Hypergeometric Distribution

## Hypergeometric Distribution

A hypergeometric experiment is an experiment which satisfies each of the following conditions:

- The population or set to be sampled consists of $N$ individuals, objects, or elements (a finite population).
- Each object can be characterized as a "defective" or "non-defective", and there are $M$ defectives in the population.
- A sample of $n$ individuals is drawn in such a way that each subset of size $n$ is equally likely to be chosen.

## Hypergeometric Distribution

Suppose we have an hypergeometric experiment. That is, suppose there are $N$ units in the population and $M$ out of $N$ are defective, so $N-M$ units are non-defective.

Let $X$ denote the number of defective in a completely random sample of size $n$ drawn from a population consisting of total $N$ units.

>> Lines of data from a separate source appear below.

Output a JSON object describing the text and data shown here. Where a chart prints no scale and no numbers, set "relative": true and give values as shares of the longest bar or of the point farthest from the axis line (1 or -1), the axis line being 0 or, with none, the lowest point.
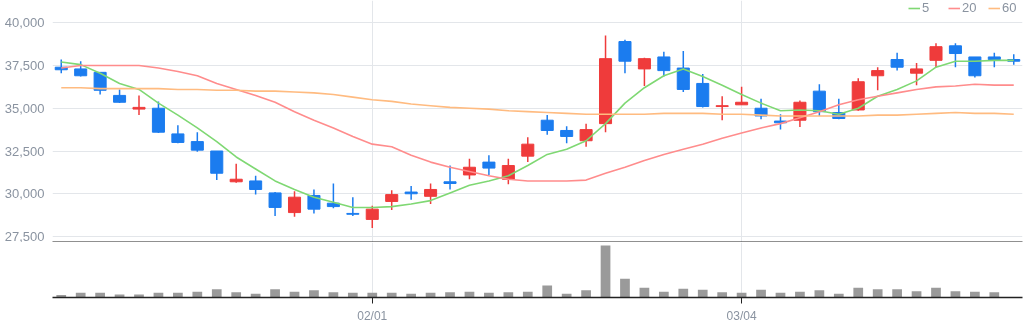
{
  "chart_data": [
    {
      "type": "candlestick",
      "categories": [
        null,
        null,
        null,
        null,
        null,
        null,
        null,
        null,
        null,
        null,
        null,
        null,
        null,
        null,
        null,
        null,
        null,
        null,
        null,
        null,
        null,
        null,
        null,
        null,
        null,
        null,
        null,
        null,
        null,
        null,
        null,
        null,
        null,
        null,
        null,
        null,
        null,
        null,
        null,
        null,
        null,
        null,
        null,
        null,
        null,
        null,
        null,
        null,
        null,
        null
      ],
      "ohlc": [
        [
          37400,
          37850,
          37050,
          37250
        ],
        [
          37300,
          37750,
          36850,
          36900
        ],
        [
          37100,
          37100,
          35800,
          36050
        ],
        [
          35750,
          36100,
          35300,
          35350
        ],
        [
          34950,
          35750,
          34600,
          35050
        ],
        [
          35000,
          35400,
          33550,
          33600
        ],
        [
          33500,
          34000,
          32950,
          33000
        ],
        [
          33050,
          33600,
          32450,
          32550
        ],
        [
          32500,
          32500,
          30800,
          31200
        ],
        [
          30700,
          31750,
          30650,
          30850
        ],
        [
          30750,
          31050,
          29950,
          30250
        ],
        [
          30050,
          30100,
          28700,
          29200
        ],
        [
          28900,
          30150,
          28650,
          29800
        ],
        [
          29900,
          30250,
          28850,
          29100
        ],
        [
          29450,
          30600,
          29150,
          29250
        ],
        [
          28850,
          29800,
          28700,
          28800
        ],
        [
          28500,
          29300,
          28000,
          29100
        ],
        [
          29550,
          30200,
          29050,
          29950
        ],
        [
          30100,
          30450,
          29650,
          30000
        ],
        [
          29850,
          30600,
          29400,
          30250
        ],
        [
          30700,
          31650,
          30250,
          30600
        ],
        [
          31100,
          32050,
          30850,
          31550
        ],
        [
          31850,
          32250,
          31100,
          31500
        ],
        [
          30850,
          32050,
          30550,
          31650
        ],
        [
          32200,
          33300,
          31850,
          32900
        ],
        [
          34300,
          34600,
          33450,
          33700
        ],
        [
          33700,
          33950,
          32950,
          33350
        ],
        [
          33100,
          34100,
          32750,
          33750
        ],
        [
          34100,
          39250,
          33600,
          37900
        ],
        [
          38900,
          39000,
          37050,
          37750
        ],
        [
          37300,
          37950,
          36300,
          37900
        ],
        [
          38000,
          38300,
          36850,
          37200
        ],
        [
          37350,
          38350,
          35950,
          36100
        ],
        [
          36450,
          37000,
          35050,
          35100
        ],
        [
          35100,
          35700,
          34300,
          35150
        ],
        [
          35200,
          36250,
          35200,
          35350
        ],
        [
          35000,
          35550,
          34350,
          34550
        ],
        [
          34250,
          34650,
          33750,
          34150
        ],
        [
          34300,
          35450,
          33900,
          35350
        ],
        [
          36000,
          36400,
          34550,
          34800
        ],
        [
          34750,
          35550,
          34350,
          34400
        ],
        [
          34900,
          36750,
          34850,
          36550
        ],
        [
          36900,
          37400,
          36050,
          37200
        ],
        [
          37850,
          38250,
          37200,
          37400
        ],
        [
          37050,
          37650,
          36350,
          37300
        ],
        [
          37800,
          38800,
          37400,
          38600
        ],
        [
          38650,
          38800,
          37400,
          38200
        ],
        [
          38000,
          38000,
          36800,
          36900
        ],
        [
          38000,
          38250,
          37400,
          37850
        ],
        [
          37850,
          38150,
          37550,
          37750
        ]
      ],
      "colors": [
        "#1b7cef",
        "#1b7cef",
        "#1b7cef",
        "#1b7cef",
        "#ef3b3b",
        "#1b7cef",
        "#1b7cef",
        "#1b7cef",
        "#1b7cef",
        "#ef3b3b",
        "#1b7cef",
        "#1b7cef",
        "#ef3b3b",
        "#1b7cef",
        "#1b7cef",
        "#1b7cef",
        "#ef3b3b",
        "#ef3b3b",
        "#1b7cef",
        "#ef3b3b",
        "#1b7cef",
        "#ef3b3b",
        "#1b7cef",
        "#ef3b3b",
        "#ef3b3b",
        "#1b7cef",
        "#1b7cef",
        "#ef3b3b",
        "#ef3b3b",
        "#1b7cef",
        "#ef3b3b",
        "#1b7cef",
        "#1b7cef",
        "#1b7cef",
        "#ef3b3b",
        "#ef3b3b",
        "#1b7cef",
        "#1b7cef",
        "#ef3b3b",
        "#1b7cef",
        "#1b7cef",
        "#ef3b3b",
        "#ef3b3b",
        "#1b7cef",
        "#ef3b3b",
        "#ef3b3b",
        "#1b7cef",
        "#1b7cef",
        "#1b7cef",
        "#1b7cef"
      ],
      "series": [
        {
          "name": "5",
          "type": "line",
          "color": "#7fd873",
          "values": [
            37700,
            37550,
            37050,
            36450,
            36100,
            35300,
            34600,
            33850,
            33050,
            32150,
            31450,
            30750,
            30250,
            29800,
            29500,
            29200,
            29200,
            29250,
            29400,
            29600,
            30050,
            30500,
            30750,
            31050,
            31650,
            32300,
            32600,
            33100,
            34100,
            35300,
            36200,
            36900,
            37300,
            36850,
            36350,
            35800,
            35300,
            34850,
            34900,
            34850,
            34650,
            35000,
            35700,
            36100,
            36600,
            37400,
            37750,
            37750,
            37800,
            37800
          ]
        },
        {
          "name": "20",
          "type": "line",
          "color": "#ff8c8c",
          "values": [
            37350,
            37500,
            37500,
            37500,
            37500,
            37350,
            37150,
            36900,
            36450,
            36100,
            35750,
            35350,
            34800,
            34300,
            33850,
            33350,
            32900,
            32750,
            32250,
            31850,
            31550,
            31300,
            31050,
            30850,
            30750,
            30750,
            30750,
            30800,
            31200,
            31550,
            31950,
            32300,
            32600,
            32900,
            33250,
            33550,
            33850,
            34100,
            34450,
            34800,
            35200,
            35500,
            35700,
            35900,
            36100,
            36250,
            36300,
            36400,
            36350,
            36350
          ]
        },
        {
          "name": "60",
          "type": "line",
          "color": "#ffbb80",
          "values": [
            36200,
            36200,
            36150,
            36150,
            36150,
            36150,
            36100,
            36100,
            36050,
            36050,
            36000,
            36000,
            35950,
            35900,
            35800,
            35650,
            35500,
            35400,
            35250,
            35150,
            35050,
            35000,
            34950,
            34850,
            34800,
            34750,
            34700,
            34650,
            34650,
            34650,
            34650,
            34700,
            34700,
            34700,
            34650,
            34650,
            34600,
            34550,
            34550,
            34550,
            34550,
            34550,
            34600,
            34600,
            34650,
            34700,
            34750,
            34700,
            34700,
            34650
          ]
        }
      ],
      "ylim": [
        27150,
        41300
      ],
      "yticks": [
        {
          "value": 27500,
          "label": "27,500"
        },
        {
          "value": 30000,
          "label": "30,000"
        },
        {
          "value": 32500,
          "label": "32,500"
        },
        {
          "value": 35000,
          "label": "35,000"
        },
        {
          "value": 37500,
          "label": "37,500"
        },
        {
          "value": 40000,
          "label": "40,000"
        }
      ],
      "grid": true,
      "legend": "top right",
      "tick_labels": "y"
    },
    {
      "type": "bar",
      "relative": true,
      "categories": [
        null,
        null,
        null,
        null,
        null,
        null,
        null,
        null,
        null,
        null,
        null,
        null,
        null,
        null,
        null,
        null,
        "02/01",
        null,
        null,
        null,
        null,
        null,
        null,
        null,
        null,
        null,
        null,
        null,
        null,
        null,
        null,
        null,
        null,
        null,
        null,
        "03/04",
        null,
        null,
        null,
        null,
        null,
        null,
        null,
        null,
        null,
        null,
        null,
        null,
        null,
        null
      ],
      "series": [
        {
          "color": "#9a9a9a",
          "values": [
            0.05,
            0.09,
            0.09,
            0.06,
            0.06,
            0.09,
            0.09,
            0.11,
            0.16,
            0.1,
            0.07,
            0.16,
            0.11,
            0.14,
            0.1,
            0.09,
            0.09,
            0.09,
            0.07,
            0.09,
            0.1,
            0.11,
            0.09,
            0.1,
            0.11,
            0.23,
            0.07,
            0.14,
            1,
            0.36,
            0.19,
            0.11,
            0.17,
            0.15,
            0.1,
            0.09,
            0.15,
            0.09,
            0.11,
            0.14,
            0.07,
            0.19,
            0.16,
            0.16,
            0.12,
            0.19,
            0.12,
            0.11,
            0.1,
            0.01
          ]
        }
      ],
      "grid": "x",
      "tick_labels": "x"
    }
  ]
}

The total number of ways of finding $n$ units out of $N$ is $\binom{N}{n}$.

Out of $M$ defective units $x$ defective units can be selected in $\binom{M}{x}$ ways and out of $N-M$ non-defective units remaining $(n-x)$ units can be selected in $\binom{N-M}{n-x}$ ways.

Hence, probability of selecting $x$ defective units in a random sample of $n$ units out of $N$ is

` $$ \begin{equation*} P(X=x) =\frac{\text{Favourable Cases}}{\text{Total Cases}} \end{equation*} $$ `

` $$ \begin{equation*} \therefore P(X=x)=\frac{\binom{M}{x}\binom{N-M}{n-x}}{\binom{N}{n}},\;\; x=0,1,2,\cdots, n. \end{equation*} $$ `

The above distribution is called hypergeometric distribution.

**Notation:** $X\sim H(n,M,N)$.

## Graph of Hypergeometric Distribution H(5,5,20)

Following graph shows the probability mass function of hypergeometric distribution.

## Key Features of Hypergeometric Distribution

- Suppose there are $N$ units in the population. These $N$ units are classified as $M$ successes and remaining $N-M$ failures.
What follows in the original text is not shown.